Happy Easter! Thank goodness the end of term has finally arrived. I might soon be able to concentrate on something for long enough to write properly about it.

I spent a happy afternoon a couple of weeks ago planning what was going in the garden and where. Probably far too late, but what the heck. I grow veg in a space roughly 8ft long and 3ft wide, so planning is necessary. My Dad gave me a lunar calendar for Christmas. "It seemed like your sort of thing" he said, so I am playing with that. I can see that it might become excessively complicated, and apparently there are days on which it is unsafe to have one's hair cut, so at the moment I am restricting myself to sowing stuff on root, fruit, flower or leaf days. This has complicated the potato planting somewhat as dad says that potatoes should be planted on Good Friday (though I've never seen him do it), but Good Friday wasn't a root day. I'm going on holiday next week when there are root days so they will inevitably be planted next weekend. Ah, well. If my potatoes fail terribly I shall know what to blame.
Spring has sprung a bit, and these hyacinths which I plonked into the soil after having them in the house last year have actually flowered again. Result!
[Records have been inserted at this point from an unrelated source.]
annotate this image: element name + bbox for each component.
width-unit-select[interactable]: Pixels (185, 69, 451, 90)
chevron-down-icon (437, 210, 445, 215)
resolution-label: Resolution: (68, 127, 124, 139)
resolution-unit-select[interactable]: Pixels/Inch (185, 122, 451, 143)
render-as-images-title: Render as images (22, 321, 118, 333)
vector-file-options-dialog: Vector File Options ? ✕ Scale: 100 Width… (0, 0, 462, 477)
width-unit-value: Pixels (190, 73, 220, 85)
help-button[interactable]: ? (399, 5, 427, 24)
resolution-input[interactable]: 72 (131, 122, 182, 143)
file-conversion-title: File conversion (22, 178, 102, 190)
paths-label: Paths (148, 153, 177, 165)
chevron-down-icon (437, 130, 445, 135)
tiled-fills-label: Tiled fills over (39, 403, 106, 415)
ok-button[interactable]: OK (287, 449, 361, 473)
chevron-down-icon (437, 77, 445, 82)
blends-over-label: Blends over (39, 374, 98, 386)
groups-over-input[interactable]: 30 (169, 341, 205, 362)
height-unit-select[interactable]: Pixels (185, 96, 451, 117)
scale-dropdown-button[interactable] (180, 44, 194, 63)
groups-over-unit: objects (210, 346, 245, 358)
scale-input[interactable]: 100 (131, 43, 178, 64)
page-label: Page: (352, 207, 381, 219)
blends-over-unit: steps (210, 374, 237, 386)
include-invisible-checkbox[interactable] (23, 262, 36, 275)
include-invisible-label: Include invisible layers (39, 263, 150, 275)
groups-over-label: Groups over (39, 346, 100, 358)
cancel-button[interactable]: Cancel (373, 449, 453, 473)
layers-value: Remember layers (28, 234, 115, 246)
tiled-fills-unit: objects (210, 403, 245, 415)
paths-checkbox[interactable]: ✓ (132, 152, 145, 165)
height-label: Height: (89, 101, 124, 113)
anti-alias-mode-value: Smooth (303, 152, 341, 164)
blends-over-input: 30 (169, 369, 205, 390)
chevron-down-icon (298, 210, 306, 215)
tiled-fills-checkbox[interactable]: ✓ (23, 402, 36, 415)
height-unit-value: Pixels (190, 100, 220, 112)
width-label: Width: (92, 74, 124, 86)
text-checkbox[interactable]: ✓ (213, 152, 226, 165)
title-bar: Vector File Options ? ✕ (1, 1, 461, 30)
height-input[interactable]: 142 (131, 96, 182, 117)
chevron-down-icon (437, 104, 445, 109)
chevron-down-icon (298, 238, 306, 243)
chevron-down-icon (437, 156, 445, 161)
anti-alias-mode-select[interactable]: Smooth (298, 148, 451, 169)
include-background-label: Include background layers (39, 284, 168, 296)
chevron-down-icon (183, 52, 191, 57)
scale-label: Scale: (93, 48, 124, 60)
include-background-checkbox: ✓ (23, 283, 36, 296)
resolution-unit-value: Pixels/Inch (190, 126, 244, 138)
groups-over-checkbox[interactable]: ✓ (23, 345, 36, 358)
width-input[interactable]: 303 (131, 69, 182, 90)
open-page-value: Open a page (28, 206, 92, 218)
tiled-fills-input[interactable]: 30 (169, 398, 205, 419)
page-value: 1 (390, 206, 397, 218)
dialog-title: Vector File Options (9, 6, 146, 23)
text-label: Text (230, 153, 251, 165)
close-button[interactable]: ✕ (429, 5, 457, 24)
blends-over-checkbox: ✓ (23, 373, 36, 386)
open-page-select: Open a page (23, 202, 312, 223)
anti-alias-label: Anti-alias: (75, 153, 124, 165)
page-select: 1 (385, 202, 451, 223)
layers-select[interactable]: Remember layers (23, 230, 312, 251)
Last year's purple sprouting broccoli didn't really sprout, but the plants grew so mammoth that I couldn't bring myself to pull them up (so architectural, darlink!). I have been rewarded as this year they are going sprout crazy. That's my Easter Sunday veggies you're looking at there. Yum, I love purple sprouting.
Yesterday I made bread. I started off with the recipe from Notes on the Menu, and finished off with the River Cottage bread handbook, which I highly recommended, (though it does make bread making seem a lot more complicated than it really is). I have to say it's one of the best loaves I've ever produced, though I shall go a little easier on the onion seeds another time.